# I lost my 1 while looping....

• 05-15-2006
mkimbrell
I lost my 1 while looping....
I am finding numbers that the sum of its divisors is either less than (deficient) equal to (perfect) or greater than (abundent) to the number. The numbers have a min and max range. I have discovered that when I use min = 1 the program works without a hitch.. (to my knowledege) But, when I use a min greater than 1 the program looses it's 1 as a divisor. Does someone have an idea how to make 1 always a factor no matter what the minimum value is? Here is my code:
Code:

```#include <iostream> #include <iomanip> using namespace std; int main () { cout<< "What is the Minimum value? \n"; int MIN; cin >> MIN; cout<< "What is the Maximum value? \n"; int MAX; cin >> MAX; int n, div, sum; n = MIN;         cout << "Number  Factors          sum          classification" << endl;//Column Header         for(n; n < MAX; ++n)                                                        //Outer loop - steps through integers {         sum = 0;                                        //Initialize sum cout << setw(4) << n << "    "; //Row header if (n == 1)                //Special case for n == 1 {cout << "1"; sum = 1;        } else                //Otherwise {for (div = MIN; div < MAX; ++div) //Inner loop - steps through divisors {if (div == 1)                        //If the divisor equals 1 - special case {cout << "1";        //Outputs the first factor sum = 1;        //Adds the factor to the sum } else if (n % div == 0)                                //Otherwise, checks if integer n is divisible evenly {        //If true                                        if (n != div)        //Checks to exclude the integer itself {cout << ", " << div;                //Outputs the next factor sum += div;                        //Adds the factor to the sum } } }                                                                                                //End inner loop }                                                cout <<sum; if(sum == n)        //If the sum of the divisors equals the number {cout << "                  Perfect" << endl;        //Output "Perfect" } else if (sum < n)                        {cout << "                  Deficient" << endl;                        //Output "Abundant" } else {cout << "                  Abundant" << endl; } } return 0; }```
• 05-15-2006
JaWiB
First of all, that's got to be some of the ugliest formatting I've ever seen. At least add some indentation, for example you might do one of the following:
Code:

```if (/*...*/) {   //code } //or for (/*...*/) {   //code }```
Is MAX supposed to be the number you're finding the factors of? It looks like you're trying to find the factors of n, but you set n equal to MIN, which doesn't seem to make sense. And I don't think you need nested loops (unless I'm completely misunderstanding what you're trying to do.)
• 05-16-2006
mkimbrell
JaWiB

Yes the formatting is off because I was trying to make it easier for someone to read on here. I moved everything to left and shrunk everything... Should have just left it alone.
Sorry it was hard to read.
Anyway, The MIN is the minimum constraint of the outer loop and MAX is the maximum constraint of the outer loop. So if MIN =1 and MAX = 100, the program with loop all integers till it reaches 100 .

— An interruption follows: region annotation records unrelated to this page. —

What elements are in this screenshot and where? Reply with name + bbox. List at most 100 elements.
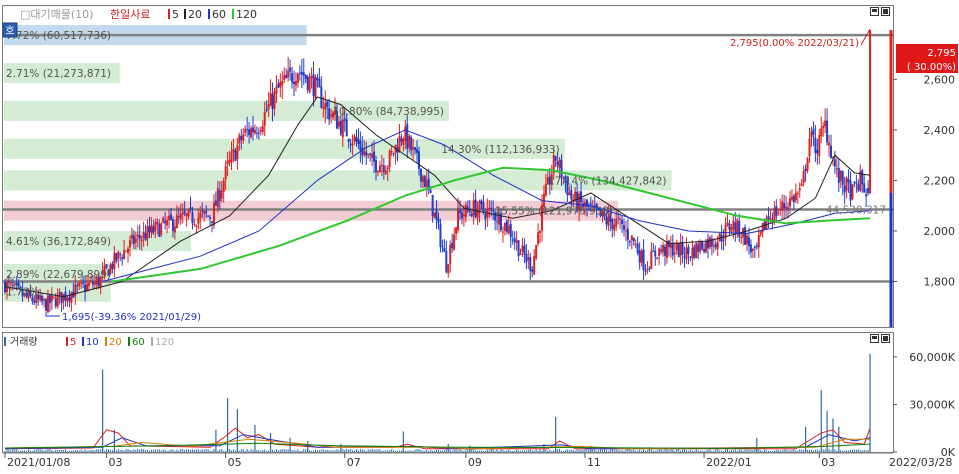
- volume-legend-ma-label: 120: [155, 337, 174, 348]
- price-tick-label: 2,000: [924, 225, 956, 238]
- volume-legend-swatch: [4, 337, 6, 346]
- candle-body: [136, 234, 139, 237]
- candle-body: [525, 253, 528, 262]
- candle-body: [664, 246, 667, 256]
- candle-body: [417, 151, 420, 169]
- candle-body: [458, 210, 461, 213]
- candle-body: [365, 151, 368, 156]
- volume-panel-minimize-button[interactable]: [870, 334, 879, 343]
- candle-body: [392, 152, 395, 154]
- candle-body: [318, 78, 321, 88]
- candle-body: [183, 210, 186, 215]
- candle-body: [43, 298, 46, 300]
- candle-body: [156, 221, 159, 225]
- candle-body: [220, 190, 223, 199]
- candle-body: [824, 120, 827, 127]
- candle-body: [775, 205, 778, 217]
- candle-body: [453, 234, 456, 250]
- candle-body: [841, 170, 844, 185]
- candle-body: [62, 293, 65, 302]
- candle-body: [802, 170, 805, 183]
- candle-body: [279, 81, 282, 88]
- legend-stock-name[interactable]: 한일사료: [110, 7, 150, 21]
- candle-body: [730, 227, 733, 232]
- candle-body: [732, 220, 735, 230]
- candle-body: [138, 234, 141, 240]
- candle-body: [529, 256, 532, 271]
- candle-body: [847, 178, 850, 183]
- candle-body: [306, 76, 309, 90]
- candle-body: [435, 209, 438, 220]
- low-annotation: 1,695(-39.36% 2021/01/29): [62, 312, 201, 323]
- candle-body: [693, 246, 696, 258]
- candle-body: [326, 101, 329, 107]
- candle-body: [788, 198, 791, 207]
- candle-body: [168, 215, 171, 220]
- candle-body: [433, 212, 436, 218]
- candle-body: [624, 230, 627, 232]
- candle-body: [361, 147, 364, 156]
- candle-body: [132, 235, 135, 244]
- candle-body: [154, 222, 157, 231]
- legend-ma-swatch: [208, 9, 210, 19]
- candle-body: [665, 241, 668, 258]
- price-panel-minimize-button[interactable]: [870, 7, 879, 16]
- candle-body: [839, 170, 842, 181]
- candle-body: [128, 240, 131, 248]
- candle-body: [785, 206, 788, 209]
- candle-body: [812, 128, 815, 135]
- candle-body: [623, 225, 626, 230]
- side-button-label[interactable]: 호: [5, 25, 14, 37]
- volume-legend-ma-label: 10: [86, 337, 99, 348]
- candle-body: [734, 222, 737, 232]
- legend-ma-label: 60: [212, 8, 226, 21]
- candle-body: [634, 243, 637, 245]
- candle-body: [507, 225, 510, 234]
- candle-body: [390, 150, 393, 153]
- candle-body: [683, 256, 686, 258]
- date-tick-label: 2022/03/28: [889, 456, 952, 469]
- candle-body: [195, 225, 198, 227]
- candle-body: [638, 250, 641, 263]
- candle-body: [316, 77, 319, 81]
- candle-body: [767, 216, 770, 219]
- candle-body: [447, 264, 450, 274]
- price-panel-close-button[interactable]: [881, 7, 890, 16]
- candle-body: [277, 83, 280, 88]
- supply-zone-label: 15.55% (121,975,938): [495, 206, 613, 218]
- candle-body: [679, 242, 682, 256]
- candle-body: [310, 76, 313, 78]
- candle-body: [505, 220, 508, 232]
- candle-body: [705, 240, 708, 253]
- volume-panel-close-button[interactable]: [881, 334, 890, 343]
- candle-body: [445, 250, 448, 272]
- legend-ma-label: 20: [188, 8, 202, 21]
- candle-body: [474, 199, 477, 217]
- volume-legend-ma-swatch: [128, 337, 130, 346]
- candle-body: [324, 103, 327, 110]
- candle-body: [373, 151, 376, 162]
- date-tick-label: 09: [468, 456, 482, 469]
- candle-body: [865, 194, 868, 197]
- candle-body: [181, 213, 184, 215]
- candle-body: [738, 220, 741, 237]
- candle-body: [503, 222, 506, 231]
- candle-body: [193, 224, 196, 226]
- candle-body: [9, 282, 12, 284]
- candle-body: [347, 139, 350, 142]
- candle-body: [33, 300, 36, 303]
- candle-body: [111, 263, 114, 269]
- candle-body: [619, 218, 622, 220]
- volume-legend-title[interactable]: 거래량: [10, 336, 38, 348]
- candle-body: [423, 176, 426, 188]
- candle-body: [337, 121, 340, 127]
- legend-ma-swatch: [232, 9, 234, 19]
- candle-body: [80, 282, 83, 284]
- candle-body: [349, 143, 352, 145]
- candle-body: [660, 249, 663, 252]
- legend-prefix[interactable]: □대기매물(10): [20, 8, 93, 21]
- candle-body: [294, 81, 297, 86]
- candle-body: [769, 217, 772, 220]
- candle-body: [257, 132, 260, 134]
- candle-body: [164, 220, 167, 224]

The user can input whaterver MIN or MAX they wish and the program should output the all the integers from min to max with their associated sum of the divisors and it's orientation (deficient, perfect, or abundant).
• 05-16-2006
JaWiB
Ok, I think I understand better now. It seems to me you don't need these "special cases." Maybe you can just output '1' before the inner loop (without checking if n equals 1)

Also, in the inner loop, shouldn't the condition be div < n (or maybe n/2), not div < MAX?
• 05-17-2006
mkimbrell
Thank you
Thank you for your help. I found my mistake, I should have simply seperated the functions and tidied up the program a little. It works now. Thank you.